Pippo Franco

Pippo Franco in una scena del film degli anni ’80 dal titolo “Sfrattato cerca casa equo canone”.

ATTORE E REGISTA

Settembre 1981. Eravamo nella hall dell’albergo Buonconsiglio di Trento. Come ricordato anche nei precedenti capitoli, in quei giorni si svolgeva la Festa dell’Amicizia e la città era invasa di cantanti, attori e cabarettisti molto noti anche di livello internazionale. Ricordo che incontrai una trentina di artisti provenienti da tutto il mondo; li conobbi personalmente, parlai con ciascuno di loro e molti li intervistai per conto della radio per la quale lavoravo. Tra questi c’era anche Pippo Franco.

Come ho già detto ero insieme ad un mio collega di Radio Luna International nella hall dell’albergo Buonconsiglio. Il mio giro di interviste era quasi terminato: mi mancavano solo Pippo Franco e Vasco Rossi.

Quando incontrai l’attore erano circa le 11,00 del mattino. Si accomodò su una delle poltrone della hall proprio di fronte alla vetrata che da all’esterno e iniziò a parlare. Ecco ciò che mi disse quel giorno: “Eccomi, sono tutto per voi”.

Iniziai a “sparare” alcune domande a “raffica” e concentrai il tema del nostro incontro sulla sua carriera di attore.

Mi parlò del notissimo autore televisivo Francesco Pingitore con il quale collaborava da anni e dei numerosi progetti realizzati con lui. Accennò ai numerosi film che aveva interpretato e quando, con un po’ di faccia tosta, gli chiesi che importanza avessero i soldi per lui, mi rispose in modo molto accademico: “Vedo che il frigorifero non è più vuoto come una volta e le banche continuano a farmi credito e questo è segno che le cose tutto sommato vanno bene”.

Il discorso sul denaro si riallacciava alla comune sorte degli artisti che all’inizio della loro carriera sono costretti ad una dura gavetta, alle tantissime difficoltà necessarie per emergere nel mondo dello spettacolo e ai grandi sacrifici che lui aveva dovuto fare per “sfondare” nel proprio lavoro.
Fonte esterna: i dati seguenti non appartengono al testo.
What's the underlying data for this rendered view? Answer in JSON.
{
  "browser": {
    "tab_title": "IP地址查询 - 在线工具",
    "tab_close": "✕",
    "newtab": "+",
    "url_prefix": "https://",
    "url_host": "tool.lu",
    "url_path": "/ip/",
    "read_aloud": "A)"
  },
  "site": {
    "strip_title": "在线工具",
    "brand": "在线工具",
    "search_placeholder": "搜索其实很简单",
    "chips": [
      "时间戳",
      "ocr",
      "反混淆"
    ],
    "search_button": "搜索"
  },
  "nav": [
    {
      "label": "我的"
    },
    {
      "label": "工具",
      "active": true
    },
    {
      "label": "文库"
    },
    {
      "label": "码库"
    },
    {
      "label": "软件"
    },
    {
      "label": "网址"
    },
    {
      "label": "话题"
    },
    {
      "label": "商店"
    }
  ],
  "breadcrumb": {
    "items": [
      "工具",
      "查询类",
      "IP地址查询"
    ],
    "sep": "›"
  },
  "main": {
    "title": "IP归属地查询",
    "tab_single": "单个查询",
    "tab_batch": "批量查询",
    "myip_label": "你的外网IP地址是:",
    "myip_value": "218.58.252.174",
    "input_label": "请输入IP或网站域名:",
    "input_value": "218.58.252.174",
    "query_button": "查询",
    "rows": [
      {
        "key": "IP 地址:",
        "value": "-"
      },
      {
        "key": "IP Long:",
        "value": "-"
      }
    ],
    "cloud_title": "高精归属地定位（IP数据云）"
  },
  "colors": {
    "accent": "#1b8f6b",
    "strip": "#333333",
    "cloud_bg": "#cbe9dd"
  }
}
Quel giorno accennò anche a suo figlio e disse che il ragazzo mostrava interesse per la sua professione e che anche lui nella vita di tutti i giorni parlava a battute e inquadrature.

Aggiunse però che non ci teneva particolarmente che lui facesse un lavoro così duro come quello dell’attore che comporta davvero moltissimi sacrifici per emergere.

Quando gli chiesi qual era il genere che preferiva tra il cinema, il teatro e la rivista, mi disse che per lui non c’era grande differenza. Se il progetto era valido, le soddisfazioni si potevano raccogliere sia nel cinema che negli altri settori dell’arte.

Fu un’intervista simpatica e all’insegna del buon umore. Ci salutammo cordialmente dandoci un arrivederci che sarebbe poi stato un a risentirci, perché molti anni dopo, esattamente intorno alla metà degli anni ’90, ebbi modo di ricontattarlo al telefono per un’intervista su Padre Pio. Ma quella volta le cose non andarono bene come durante il primo incontro.

Pippo non volle rilasciarmi alcuna dichiarazione. Mi disse che aveva già detto tutto ai frati del Convento di San Giovanni Rotondo e non aveva altro da aggiungere. Mi disse di leggere il mensile “La voce di Padre Pio” perché lì avrei potuto trovare i dettagli della sua esperienza con il frate con le stimmate.

Lo salutai con un po’ di rammarico ma non gli ricordai che ci eravamo incontrati e conosciuti tanti anni prima in quell’assolato giorno di settembre in occasione della Festa dell’Amicizia di Trento.